Product marketing tips for startups
I found myself always playing catch-up in early-stage product marketing. The product changes fast, the founders present differently at every call, and we're all still figuring out what works anyway.
Here are a few tips which would've helped my younger self. Caveat: I'm still learning and things evolve quickly.
It's your job to bring high-level clarity on the product
Unless you work in an authoritarian-style startup with an enlightened founder, different founders and leaders will often have different visions for the product.
As a (product) marketing leader, you'll need to define one way to present your product. At least to get tranquility for a few months — I recommend aiming for 6 and knowing it'll die much faster.
So get the CEO to sign off on a standard message to present the product. How?
Website > messaging doc
It's likely that the CEO will keep changing the message. To avoid commenting battles on Google Docs, I recommend treating your website as the source of truth.
H1, product features, benefits, persona... All these should be clear on your home page, which should be updated with every change anyway. Then save yourself some time and extract the messaging guidelines from there, ideally with a skills.md doc that updates itself at a set cadence.
When joining, first start with product marketing
How to present the product is often the main weakness of early-stage startups. Unclear positioning (what is it?), changing ICP (who is it for?), missing benefits (what's the value?)...
Resist launching a bunch of new activities if the above is not set, as it should obviously direct what to do. Instead, here's a contrarian opinion...
Take the time to really understand your users and customers
That's the basis of marketing. Whatever your core skills, you should intimately know who your users are, why they use the product, where they hang out, etc.
Challenge what your product, sales, and customer teams will tell you and build your own understanding. That's the only way you can assert what marketing initiatives are worth doing and decide where to spend your time.

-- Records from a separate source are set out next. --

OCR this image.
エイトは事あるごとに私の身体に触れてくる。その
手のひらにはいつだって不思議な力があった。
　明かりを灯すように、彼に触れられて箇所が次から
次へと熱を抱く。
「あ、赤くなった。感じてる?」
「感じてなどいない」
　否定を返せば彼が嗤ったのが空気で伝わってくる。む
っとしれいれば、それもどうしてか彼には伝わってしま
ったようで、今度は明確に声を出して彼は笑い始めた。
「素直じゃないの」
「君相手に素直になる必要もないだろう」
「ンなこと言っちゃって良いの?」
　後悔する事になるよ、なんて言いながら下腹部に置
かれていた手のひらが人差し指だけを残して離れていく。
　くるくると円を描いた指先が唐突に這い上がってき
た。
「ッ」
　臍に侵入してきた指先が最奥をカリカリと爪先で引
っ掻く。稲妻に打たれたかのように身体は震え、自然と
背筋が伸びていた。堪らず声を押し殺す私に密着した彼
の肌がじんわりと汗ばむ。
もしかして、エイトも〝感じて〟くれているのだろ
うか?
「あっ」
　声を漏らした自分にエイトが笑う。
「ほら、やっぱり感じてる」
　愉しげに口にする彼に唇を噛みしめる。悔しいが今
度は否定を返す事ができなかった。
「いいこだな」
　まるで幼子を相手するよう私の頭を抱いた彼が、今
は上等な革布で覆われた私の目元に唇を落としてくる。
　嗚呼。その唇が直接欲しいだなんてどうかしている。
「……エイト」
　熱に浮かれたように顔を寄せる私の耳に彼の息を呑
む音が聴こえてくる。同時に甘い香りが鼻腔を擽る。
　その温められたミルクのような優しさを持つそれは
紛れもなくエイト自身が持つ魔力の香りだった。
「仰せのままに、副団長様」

Don't pay attention to the fluff
There's a new framework out every day (or hour?) revolutionizing how to present products. Outside of the standard positioning by April Dunford, most will be aimed at Frankenstein products to be simplified on highly detailed slides in large orgs, of no use in early stages.
Keep things simple and clear for your marketing team, and challenge when things start to spill out (e.g. matrix of different messages per industry and persona that marketing should maintain). Use principles and pray that the sales team thinks for themselves instead of sending the old deck anyway.